Wie sich zeigte, war die Häufigkeit einer Ketoazidose signifikant mit dem regionalen Status assoziiert: Während es in „privilegierten“ Gebieten bei etwa jeder fünften Diabetesdiagnose zur Stoffwechselentgleisung kam, lag die Rate in sozioökonomisch benachteiligten Landkreisen bei knapp 27 %. „Zum Urbanitätsgrad ließ sich ebenfalls eine signifikante Verbindung mit der Ketoazidosehäufigkeit feststellen. Allerdings nicht linear von Stadt nach Land“, berichtete Prof. Holl. Die niedrigste DKA-Rate fand man demnach in den Speckgürteln von Metropolregionen, gefolgt von den Innenstadtregionen der Großstädte.

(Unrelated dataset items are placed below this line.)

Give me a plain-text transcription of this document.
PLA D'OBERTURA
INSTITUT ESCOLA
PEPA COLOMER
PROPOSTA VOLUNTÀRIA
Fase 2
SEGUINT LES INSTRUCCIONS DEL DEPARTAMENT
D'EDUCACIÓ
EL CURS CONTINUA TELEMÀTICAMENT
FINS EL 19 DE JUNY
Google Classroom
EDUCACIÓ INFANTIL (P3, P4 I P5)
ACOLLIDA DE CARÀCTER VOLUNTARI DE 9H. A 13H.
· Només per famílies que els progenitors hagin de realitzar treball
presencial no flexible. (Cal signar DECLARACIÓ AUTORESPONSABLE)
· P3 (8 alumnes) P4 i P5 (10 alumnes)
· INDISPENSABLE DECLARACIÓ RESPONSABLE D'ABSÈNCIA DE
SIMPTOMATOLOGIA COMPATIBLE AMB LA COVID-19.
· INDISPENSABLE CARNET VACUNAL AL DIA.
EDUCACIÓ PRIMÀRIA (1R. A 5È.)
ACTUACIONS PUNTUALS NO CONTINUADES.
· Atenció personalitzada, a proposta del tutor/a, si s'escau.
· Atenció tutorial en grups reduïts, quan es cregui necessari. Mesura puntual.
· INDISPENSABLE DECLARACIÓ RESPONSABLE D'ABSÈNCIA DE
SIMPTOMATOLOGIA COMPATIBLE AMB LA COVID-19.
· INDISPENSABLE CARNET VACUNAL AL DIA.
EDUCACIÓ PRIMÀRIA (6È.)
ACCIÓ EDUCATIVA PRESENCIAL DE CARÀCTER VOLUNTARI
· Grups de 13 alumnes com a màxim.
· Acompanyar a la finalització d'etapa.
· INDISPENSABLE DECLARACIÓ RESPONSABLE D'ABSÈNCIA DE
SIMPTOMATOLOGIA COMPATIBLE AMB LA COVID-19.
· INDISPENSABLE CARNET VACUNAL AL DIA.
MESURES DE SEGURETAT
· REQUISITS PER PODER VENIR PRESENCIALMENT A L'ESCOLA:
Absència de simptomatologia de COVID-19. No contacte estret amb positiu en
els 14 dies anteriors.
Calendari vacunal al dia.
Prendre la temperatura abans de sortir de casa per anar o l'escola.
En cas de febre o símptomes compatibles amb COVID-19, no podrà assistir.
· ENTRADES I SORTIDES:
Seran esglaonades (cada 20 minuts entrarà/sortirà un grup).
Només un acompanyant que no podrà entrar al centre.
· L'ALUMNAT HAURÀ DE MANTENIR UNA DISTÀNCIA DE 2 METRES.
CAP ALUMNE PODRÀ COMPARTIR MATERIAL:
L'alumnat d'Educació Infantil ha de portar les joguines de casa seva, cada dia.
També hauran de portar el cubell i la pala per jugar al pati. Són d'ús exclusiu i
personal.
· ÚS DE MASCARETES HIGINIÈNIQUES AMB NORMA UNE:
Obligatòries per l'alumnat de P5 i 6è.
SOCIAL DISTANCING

Die höchste Inzidenz ließ sich auf dem Land verzeichnen. 

Erhöhte Risikorate in ländlichen Regionen
Um die Häufigkeit von Ketoazidosen bei der Manifestation eines Typ-1-Diabetes in Deutschland effektiv zu senken, sollten neben individuellen Risikofaktoren auch sozialräumliche Aspekte berücksichtigt werden, so die Schlussfolgerung des Referenten. „Wir müssen uns mit der erhöhten Risikorate in ländlichen Regionen ebenso auseinandersetzen wie mit der regionalen Deprivation.“ Es gelte, Aufklärung und Früherkennung an die Bedürfnisse der unterschiedlichen Zielgruppen anzupassen.

In diesem Zusammenhang erinnerte DDG Präsident Professor Dr. Andreas­ Neu­ an die aktuelle bundesweite Ketoazidosepräventionskampagne der AGPD und des BVKJ: „Wir appellieren an alle, diese Kampagne in die Breite zu tragen – auch zu Lehrkräften an den Schulen und Sportübungsleitern in den Vereinen. Alle sollten über die Symptome einer Diabetesmanifestation Bescheid wissen, damit eine Ketoazidose möglichst vermieden werden kann“, so Prof. Neu. (Anm. d. Red.: siehe auch Interview S. 25).